Heyah non stop z tego powodu bardziej przypomina klasyczną taryfę no limits, która jest po prostu znacznie tańsza. Zastanawiam się w tym momencie, dlaczego klienci mają teraz kupować drogie abonamenty bez telefonu u wielkiej czwórki, skoro wychodzą one po prostu znacznie mniej atrakcyjnie cenowo? A dodać należy do tego, że Heyah w przeciwieństwie do nju nie ignoruje klientów szukających również telefonu. A chociaż oferta aparatów dziś jest uboga, ale pewnie pojawią się w końcu nowe modele.
Telefon na raty
Warto sobie jednak przeliczyć, czy nie bardziej opłaca się kupić telefon na raty w sklepie z elektroniką, niż u operatora. Nie jest tajemnicą, że dostawcy usług rzadko kiedy dopłacają do interesu oferując telefony w atrakcyjnych cenach. W przypadku Heyah wysokość za telefon będzie wynosiła zawsze 60, 40 lub 30zł - w zależności od tego, czy klient będzie spłacać telefon przez 6, 12 lub 24 miesięce.

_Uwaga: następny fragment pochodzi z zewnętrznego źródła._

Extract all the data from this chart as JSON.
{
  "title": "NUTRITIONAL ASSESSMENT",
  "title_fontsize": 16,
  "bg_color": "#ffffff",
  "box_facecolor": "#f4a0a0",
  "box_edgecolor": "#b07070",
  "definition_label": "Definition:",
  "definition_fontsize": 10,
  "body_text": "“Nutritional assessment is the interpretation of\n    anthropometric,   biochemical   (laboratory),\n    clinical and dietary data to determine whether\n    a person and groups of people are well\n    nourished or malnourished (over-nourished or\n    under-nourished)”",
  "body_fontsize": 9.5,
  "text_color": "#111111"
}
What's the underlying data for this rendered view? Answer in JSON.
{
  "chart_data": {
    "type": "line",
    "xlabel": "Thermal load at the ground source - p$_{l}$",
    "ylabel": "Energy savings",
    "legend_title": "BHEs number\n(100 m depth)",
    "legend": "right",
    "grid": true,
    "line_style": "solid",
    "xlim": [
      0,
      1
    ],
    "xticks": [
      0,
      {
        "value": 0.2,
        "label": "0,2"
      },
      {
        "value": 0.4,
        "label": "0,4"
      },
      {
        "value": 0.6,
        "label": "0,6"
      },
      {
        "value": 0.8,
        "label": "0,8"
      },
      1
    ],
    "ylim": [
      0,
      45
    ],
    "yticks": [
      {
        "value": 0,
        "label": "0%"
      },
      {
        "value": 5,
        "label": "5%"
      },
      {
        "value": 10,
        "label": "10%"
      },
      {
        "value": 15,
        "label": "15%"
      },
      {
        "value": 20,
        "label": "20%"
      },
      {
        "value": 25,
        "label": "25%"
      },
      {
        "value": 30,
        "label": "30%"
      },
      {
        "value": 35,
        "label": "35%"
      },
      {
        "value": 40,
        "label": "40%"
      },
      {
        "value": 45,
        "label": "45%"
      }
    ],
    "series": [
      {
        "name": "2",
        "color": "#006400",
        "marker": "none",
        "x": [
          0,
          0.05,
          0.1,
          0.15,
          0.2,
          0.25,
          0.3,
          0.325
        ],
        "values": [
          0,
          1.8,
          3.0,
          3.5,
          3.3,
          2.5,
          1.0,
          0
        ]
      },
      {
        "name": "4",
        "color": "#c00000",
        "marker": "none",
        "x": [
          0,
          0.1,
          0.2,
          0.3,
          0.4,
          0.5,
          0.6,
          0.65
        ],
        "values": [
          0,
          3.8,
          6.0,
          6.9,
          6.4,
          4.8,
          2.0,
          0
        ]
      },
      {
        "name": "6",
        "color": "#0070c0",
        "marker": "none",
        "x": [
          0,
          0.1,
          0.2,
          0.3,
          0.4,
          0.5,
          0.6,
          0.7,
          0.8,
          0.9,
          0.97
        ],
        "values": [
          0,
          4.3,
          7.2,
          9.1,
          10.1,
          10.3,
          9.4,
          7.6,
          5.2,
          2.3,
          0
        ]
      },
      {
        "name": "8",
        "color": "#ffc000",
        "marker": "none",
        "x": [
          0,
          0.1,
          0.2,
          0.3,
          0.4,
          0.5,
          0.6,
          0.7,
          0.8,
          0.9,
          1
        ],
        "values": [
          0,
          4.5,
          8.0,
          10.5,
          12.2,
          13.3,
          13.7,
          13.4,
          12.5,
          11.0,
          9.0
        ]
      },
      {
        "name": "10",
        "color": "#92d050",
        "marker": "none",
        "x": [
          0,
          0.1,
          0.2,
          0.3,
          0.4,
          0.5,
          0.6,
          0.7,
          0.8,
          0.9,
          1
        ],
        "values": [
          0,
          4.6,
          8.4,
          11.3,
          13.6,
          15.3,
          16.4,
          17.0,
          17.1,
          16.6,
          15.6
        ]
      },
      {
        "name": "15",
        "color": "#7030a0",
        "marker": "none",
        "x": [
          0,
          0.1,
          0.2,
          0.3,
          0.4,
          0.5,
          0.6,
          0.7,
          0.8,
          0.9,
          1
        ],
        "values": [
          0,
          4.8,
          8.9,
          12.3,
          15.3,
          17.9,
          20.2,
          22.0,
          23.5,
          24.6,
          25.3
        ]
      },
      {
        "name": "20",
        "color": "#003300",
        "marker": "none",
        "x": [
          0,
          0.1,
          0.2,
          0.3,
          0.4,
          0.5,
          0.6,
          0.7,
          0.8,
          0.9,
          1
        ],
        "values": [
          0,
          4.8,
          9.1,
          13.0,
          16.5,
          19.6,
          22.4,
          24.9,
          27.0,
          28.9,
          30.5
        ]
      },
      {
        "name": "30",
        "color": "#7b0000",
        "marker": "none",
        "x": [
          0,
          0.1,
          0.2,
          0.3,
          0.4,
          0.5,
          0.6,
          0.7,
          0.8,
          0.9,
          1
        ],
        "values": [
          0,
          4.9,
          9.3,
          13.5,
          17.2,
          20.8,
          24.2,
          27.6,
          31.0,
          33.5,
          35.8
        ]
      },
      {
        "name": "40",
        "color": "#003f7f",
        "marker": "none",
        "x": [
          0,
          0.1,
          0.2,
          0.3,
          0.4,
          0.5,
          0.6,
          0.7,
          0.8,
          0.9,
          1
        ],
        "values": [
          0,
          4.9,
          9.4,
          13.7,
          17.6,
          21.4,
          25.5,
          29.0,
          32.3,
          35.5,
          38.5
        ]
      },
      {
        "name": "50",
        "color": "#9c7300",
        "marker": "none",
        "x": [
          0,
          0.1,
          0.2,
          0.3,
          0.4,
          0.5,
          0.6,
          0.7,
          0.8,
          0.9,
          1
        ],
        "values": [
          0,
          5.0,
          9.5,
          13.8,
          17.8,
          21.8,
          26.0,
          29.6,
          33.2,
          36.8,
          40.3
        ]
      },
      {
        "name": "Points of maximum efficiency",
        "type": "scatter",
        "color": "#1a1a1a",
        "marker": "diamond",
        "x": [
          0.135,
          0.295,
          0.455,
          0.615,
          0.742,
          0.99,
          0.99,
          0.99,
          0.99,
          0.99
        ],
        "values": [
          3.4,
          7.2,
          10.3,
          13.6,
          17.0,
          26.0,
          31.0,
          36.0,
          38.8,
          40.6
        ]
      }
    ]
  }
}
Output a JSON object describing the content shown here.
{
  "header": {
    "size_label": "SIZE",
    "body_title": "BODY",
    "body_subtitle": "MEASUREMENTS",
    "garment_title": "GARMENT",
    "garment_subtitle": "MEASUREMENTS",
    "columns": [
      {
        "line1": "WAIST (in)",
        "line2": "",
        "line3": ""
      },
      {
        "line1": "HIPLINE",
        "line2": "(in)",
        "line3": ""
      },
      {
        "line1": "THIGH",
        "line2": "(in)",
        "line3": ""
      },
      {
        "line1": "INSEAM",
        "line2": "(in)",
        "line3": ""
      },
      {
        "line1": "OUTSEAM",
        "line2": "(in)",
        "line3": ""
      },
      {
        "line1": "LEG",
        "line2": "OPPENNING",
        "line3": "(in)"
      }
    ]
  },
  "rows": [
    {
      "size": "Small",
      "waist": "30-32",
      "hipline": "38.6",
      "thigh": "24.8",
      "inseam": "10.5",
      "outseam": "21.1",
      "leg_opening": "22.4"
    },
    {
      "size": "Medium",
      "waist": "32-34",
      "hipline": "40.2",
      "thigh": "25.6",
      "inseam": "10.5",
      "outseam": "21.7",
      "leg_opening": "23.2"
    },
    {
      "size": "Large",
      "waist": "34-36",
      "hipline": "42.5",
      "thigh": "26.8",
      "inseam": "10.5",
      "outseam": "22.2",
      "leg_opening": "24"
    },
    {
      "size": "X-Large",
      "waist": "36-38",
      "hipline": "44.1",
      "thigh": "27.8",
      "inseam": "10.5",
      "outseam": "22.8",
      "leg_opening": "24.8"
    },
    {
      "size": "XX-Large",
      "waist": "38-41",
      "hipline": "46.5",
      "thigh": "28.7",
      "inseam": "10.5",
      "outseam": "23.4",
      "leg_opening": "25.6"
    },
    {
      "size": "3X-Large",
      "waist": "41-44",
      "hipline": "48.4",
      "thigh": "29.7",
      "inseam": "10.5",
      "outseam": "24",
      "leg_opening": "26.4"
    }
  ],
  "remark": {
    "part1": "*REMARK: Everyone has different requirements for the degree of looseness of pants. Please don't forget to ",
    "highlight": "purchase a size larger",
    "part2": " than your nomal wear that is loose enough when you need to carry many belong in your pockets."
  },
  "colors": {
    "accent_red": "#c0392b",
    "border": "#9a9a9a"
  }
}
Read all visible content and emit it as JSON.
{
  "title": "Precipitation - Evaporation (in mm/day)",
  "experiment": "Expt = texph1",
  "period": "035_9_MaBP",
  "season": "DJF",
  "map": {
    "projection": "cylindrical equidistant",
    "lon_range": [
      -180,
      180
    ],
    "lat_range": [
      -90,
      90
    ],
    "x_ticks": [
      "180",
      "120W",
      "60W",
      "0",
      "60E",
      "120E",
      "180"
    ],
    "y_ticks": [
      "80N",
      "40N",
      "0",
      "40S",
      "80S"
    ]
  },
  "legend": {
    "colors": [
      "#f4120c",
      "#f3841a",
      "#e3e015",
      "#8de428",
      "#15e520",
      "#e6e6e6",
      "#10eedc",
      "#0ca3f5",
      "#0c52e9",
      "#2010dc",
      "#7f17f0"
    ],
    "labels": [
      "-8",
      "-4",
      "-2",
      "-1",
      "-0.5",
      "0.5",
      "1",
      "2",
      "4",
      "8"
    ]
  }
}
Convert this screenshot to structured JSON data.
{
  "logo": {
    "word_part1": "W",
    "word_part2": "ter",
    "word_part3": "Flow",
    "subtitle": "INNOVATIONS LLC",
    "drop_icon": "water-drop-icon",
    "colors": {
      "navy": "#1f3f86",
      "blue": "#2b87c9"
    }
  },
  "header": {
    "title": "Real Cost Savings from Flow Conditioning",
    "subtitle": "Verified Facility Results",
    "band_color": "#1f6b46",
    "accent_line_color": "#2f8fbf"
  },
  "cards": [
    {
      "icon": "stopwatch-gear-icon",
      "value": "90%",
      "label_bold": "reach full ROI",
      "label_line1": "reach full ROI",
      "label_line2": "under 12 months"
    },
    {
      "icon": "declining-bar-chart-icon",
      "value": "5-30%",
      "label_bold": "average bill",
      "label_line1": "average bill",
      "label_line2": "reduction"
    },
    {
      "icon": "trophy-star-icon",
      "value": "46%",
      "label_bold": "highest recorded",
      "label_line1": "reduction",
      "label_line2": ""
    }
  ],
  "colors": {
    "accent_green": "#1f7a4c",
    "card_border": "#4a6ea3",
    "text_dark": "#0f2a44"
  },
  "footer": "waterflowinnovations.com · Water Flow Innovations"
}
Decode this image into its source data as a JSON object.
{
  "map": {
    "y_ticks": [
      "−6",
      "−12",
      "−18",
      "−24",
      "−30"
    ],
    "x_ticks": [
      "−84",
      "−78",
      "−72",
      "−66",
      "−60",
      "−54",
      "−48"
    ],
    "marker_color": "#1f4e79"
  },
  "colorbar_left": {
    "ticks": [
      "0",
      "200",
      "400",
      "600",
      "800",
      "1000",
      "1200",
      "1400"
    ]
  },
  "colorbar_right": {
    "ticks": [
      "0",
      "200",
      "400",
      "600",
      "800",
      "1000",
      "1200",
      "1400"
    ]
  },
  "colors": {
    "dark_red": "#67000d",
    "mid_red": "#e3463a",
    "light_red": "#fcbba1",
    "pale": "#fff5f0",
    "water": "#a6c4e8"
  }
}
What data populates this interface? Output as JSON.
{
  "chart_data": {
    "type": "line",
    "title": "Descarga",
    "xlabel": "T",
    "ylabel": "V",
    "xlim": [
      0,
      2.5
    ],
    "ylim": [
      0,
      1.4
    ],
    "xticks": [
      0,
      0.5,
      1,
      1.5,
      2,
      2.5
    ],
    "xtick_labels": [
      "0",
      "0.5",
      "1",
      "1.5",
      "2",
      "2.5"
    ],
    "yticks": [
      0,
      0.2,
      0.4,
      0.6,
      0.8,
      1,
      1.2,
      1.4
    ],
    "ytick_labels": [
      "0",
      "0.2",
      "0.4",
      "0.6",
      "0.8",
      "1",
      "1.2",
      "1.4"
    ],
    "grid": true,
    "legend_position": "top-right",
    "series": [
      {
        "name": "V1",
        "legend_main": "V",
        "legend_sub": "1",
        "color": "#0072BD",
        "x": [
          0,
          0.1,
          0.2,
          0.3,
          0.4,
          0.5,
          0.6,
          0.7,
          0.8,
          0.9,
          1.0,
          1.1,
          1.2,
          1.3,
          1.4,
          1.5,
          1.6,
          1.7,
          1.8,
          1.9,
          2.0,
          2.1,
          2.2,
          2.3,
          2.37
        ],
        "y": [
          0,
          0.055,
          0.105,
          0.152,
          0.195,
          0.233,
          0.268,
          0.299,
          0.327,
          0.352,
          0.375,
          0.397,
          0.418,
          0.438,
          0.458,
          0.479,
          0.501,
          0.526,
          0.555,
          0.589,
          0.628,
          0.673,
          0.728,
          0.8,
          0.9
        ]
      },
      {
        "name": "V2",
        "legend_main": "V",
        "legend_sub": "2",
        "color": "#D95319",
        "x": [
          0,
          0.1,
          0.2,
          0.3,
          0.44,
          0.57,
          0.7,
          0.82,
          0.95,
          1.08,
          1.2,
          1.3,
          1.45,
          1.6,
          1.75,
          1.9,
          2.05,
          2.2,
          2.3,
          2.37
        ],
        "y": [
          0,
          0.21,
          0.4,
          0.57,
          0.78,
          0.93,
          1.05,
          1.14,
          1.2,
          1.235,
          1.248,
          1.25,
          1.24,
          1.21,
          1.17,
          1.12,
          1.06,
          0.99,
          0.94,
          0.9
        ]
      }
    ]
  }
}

Oprócz tego doliczona będzie opłata początkowa. W przypadku telefonu HTC Desire X, niezależnie od czasu spłaty, jego cena wyjdzie podobnie do tej na wolnym rynku (ok 800zł), ale nie w każdym przypadku musi być to tak atrakcyjne.
A teraz tylko pozostało pytanie: co na to wszystko odpowie Plus?